The first project, 6G-TERAFIT, focuses on the development of terahertz (THz) communication technologies for future heterogeneous wireless networks. As the demand for data continues to grow rapidly due to artificial intelligence, the Internet of Things, and immersive multimedia applications, future mobile networks will require data rates far beyond current 5G capabilities. The project investigates THz propagation, ultra-high-capacity wireless links, and new radio access technologies capable of delivering terabit-per-second communication. It also promotes strong collaboration between academia and industry through knowledge exchange and advanced training activities.

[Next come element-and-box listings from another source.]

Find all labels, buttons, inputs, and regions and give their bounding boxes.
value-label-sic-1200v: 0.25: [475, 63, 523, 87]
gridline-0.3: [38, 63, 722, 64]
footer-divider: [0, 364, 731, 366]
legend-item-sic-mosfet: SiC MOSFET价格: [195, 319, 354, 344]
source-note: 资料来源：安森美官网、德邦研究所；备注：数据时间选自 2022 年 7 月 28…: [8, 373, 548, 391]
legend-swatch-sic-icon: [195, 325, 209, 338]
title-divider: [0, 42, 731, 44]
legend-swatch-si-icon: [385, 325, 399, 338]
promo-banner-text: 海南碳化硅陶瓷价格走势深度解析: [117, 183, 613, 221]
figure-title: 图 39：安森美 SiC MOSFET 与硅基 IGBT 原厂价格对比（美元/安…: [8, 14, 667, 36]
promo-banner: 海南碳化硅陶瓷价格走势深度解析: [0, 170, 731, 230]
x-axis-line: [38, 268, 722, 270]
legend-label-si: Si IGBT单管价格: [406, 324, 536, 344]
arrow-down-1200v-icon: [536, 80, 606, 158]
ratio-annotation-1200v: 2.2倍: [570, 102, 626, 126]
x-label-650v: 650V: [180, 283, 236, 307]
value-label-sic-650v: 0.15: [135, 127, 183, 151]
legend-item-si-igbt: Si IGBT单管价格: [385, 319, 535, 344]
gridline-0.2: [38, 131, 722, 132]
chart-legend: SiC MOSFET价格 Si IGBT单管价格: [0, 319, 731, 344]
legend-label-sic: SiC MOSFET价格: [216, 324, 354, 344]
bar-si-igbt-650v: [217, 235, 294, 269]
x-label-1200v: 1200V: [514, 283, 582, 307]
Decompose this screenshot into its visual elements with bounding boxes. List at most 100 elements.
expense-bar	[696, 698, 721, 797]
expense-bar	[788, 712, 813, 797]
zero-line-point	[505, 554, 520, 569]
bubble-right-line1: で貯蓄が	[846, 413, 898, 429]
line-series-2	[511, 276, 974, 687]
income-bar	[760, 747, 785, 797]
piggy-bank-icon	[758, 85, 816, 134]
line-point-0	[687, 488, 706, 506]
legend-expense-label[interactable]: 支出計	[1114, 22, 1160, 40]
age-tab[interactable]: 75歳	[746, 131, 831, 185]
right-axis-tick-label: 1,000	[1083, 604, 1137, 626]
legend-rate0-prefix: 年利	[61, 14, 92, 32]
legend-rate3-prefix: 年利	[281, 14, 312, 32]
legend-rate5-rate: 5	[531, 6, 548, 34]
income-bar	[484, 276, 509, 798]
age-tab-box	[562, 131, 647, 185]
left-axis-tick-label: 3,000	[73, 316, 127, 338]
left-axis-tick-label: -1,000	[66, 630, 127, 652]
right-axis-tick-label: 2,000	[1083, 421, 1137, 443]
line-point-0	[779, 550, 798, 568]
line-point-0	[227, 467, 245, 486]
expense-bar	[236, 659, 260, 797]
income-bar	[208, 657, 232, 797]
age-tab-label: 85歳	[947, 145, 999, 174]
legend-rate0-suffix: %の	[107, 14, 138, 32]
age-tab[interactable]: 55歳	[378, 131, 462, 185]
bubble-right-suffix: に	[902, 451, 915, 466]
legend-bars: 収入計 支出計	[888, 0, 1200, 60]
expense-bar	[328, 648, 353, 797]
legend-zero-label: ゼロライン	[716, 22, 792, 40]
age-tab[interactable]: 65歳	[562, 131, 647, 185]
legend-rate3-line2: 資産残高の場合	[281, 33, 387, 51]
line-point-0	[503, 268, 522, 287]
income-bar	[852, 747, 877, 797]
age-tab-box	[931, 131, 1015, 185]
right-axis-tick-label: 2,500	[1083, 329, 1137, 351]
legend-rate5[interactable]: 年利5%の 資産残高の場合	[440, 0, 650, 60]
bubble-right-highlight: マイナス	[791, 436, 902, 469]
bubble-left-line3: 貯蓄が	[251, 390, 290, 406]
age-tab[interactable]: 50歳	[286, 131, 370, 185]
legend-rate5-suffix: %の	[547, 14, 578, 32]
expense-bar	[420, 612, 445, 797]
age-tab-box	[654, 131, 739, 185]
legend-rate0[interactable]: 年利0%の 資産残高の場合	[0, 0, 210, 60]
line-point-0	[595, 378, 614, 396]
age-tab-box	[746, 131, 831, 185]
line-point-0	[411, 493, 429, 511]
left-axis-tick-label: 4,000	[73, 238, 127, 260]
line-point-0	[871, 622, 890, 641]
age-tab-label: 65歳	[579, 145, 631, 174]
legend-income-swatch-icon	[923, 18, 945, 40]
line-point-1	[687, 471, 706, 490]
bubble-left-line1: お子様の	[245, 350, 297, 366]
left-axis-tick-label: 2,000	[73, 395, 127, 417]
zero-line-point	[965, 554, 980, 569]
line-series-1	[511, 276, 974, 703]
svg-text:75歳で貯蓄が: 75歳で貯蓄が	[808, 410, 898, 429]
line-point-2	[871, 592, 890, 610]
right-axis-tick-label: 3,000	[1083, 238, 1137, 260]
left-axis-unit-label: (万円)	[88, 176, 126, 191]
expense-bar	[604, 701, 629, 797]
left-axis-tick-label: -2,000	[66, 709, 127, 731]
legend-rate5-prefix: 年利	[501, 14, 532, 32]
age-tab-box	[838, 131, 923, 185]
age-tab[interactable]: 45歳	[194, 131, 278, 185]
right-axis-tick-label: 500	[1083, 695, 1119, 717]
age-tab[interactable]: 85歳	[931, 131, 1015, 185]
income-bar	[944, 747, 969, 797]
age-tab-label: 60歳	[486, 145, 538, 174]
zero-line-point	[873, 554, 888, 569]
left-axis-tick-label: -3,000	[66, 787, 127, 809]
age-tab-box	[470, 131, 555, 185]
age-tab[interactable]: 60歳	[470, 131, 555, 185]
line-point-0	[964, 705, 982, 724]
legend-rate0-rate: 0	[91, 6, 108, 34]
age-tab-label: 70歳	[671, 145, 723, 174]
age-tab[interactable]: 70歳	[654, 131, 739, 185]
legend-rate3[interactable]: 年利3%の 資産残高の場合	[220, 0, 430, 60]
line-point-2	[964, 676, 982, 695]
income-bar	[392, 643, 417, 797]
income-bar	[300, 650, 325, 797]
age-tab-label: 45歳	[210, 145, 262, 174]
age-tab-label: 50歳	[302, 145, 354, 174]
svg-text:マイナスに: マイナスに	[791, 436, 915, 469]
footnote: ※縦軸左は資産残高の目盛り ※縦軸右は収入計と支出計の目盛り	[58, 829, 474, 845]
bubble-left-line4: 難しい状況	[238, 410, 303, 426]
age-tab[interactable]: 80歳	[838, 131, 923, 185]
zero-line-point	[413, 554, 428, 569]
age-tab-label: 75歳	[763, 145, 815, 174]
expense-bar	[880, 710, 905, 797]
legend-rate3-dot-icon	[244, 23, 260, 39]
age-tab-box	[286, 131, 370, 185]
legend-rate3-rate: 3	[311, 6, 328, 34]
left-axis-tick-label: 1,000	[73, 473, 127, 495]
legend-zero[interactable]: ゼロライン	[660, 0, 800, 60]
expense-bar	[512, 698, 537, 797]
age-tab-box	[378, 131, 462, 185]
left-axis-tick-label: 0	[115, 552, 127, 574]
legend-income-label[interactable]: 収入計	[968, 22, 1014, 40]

The second project, AeroNet, addresses one of the most challenging areas of beyond-5G communication: in-flight broadband connectivity. With the growing demand for high-speed internet access on aircraft, there is a clear need for advanced aerial networking solutions that integrate terrestrial, satellite, and airborne communication systems. AeroNet aims to develop innovative antenna technologies, advanced radio resource management techniques, and intelligent network control systems capable of delivering reliable and high-capacity connectivity to aircraft. The project also focuses on developing a 3D system-level simulation platform to support the design and validation of future aerial communication technologies.

The third project, ROBUST, focuses on the development of an intelligent eHealth platform for orthopaedic fracture rehabilitation. With the ageing population increasing across Europe, the number of patients requiring long-term rehabilitation after bone fractures is rising significantly. The project aims to develop an energy-efficient body area network supported by smart sensors and a secure cloud-based platform to enable remote monitoring of patients. By combining wireless communication technologies with healthcare innovation, ROBUST demonstrates how next-generation digital systems can improve patient outcomes while reducing pressure on healthcare services.

Overall, this workshop will provide a unique opportunity to showcase how advanced wireless communication technologies can support future smart healthcare systems, aerial connectivity, and ultra-high-speed networks.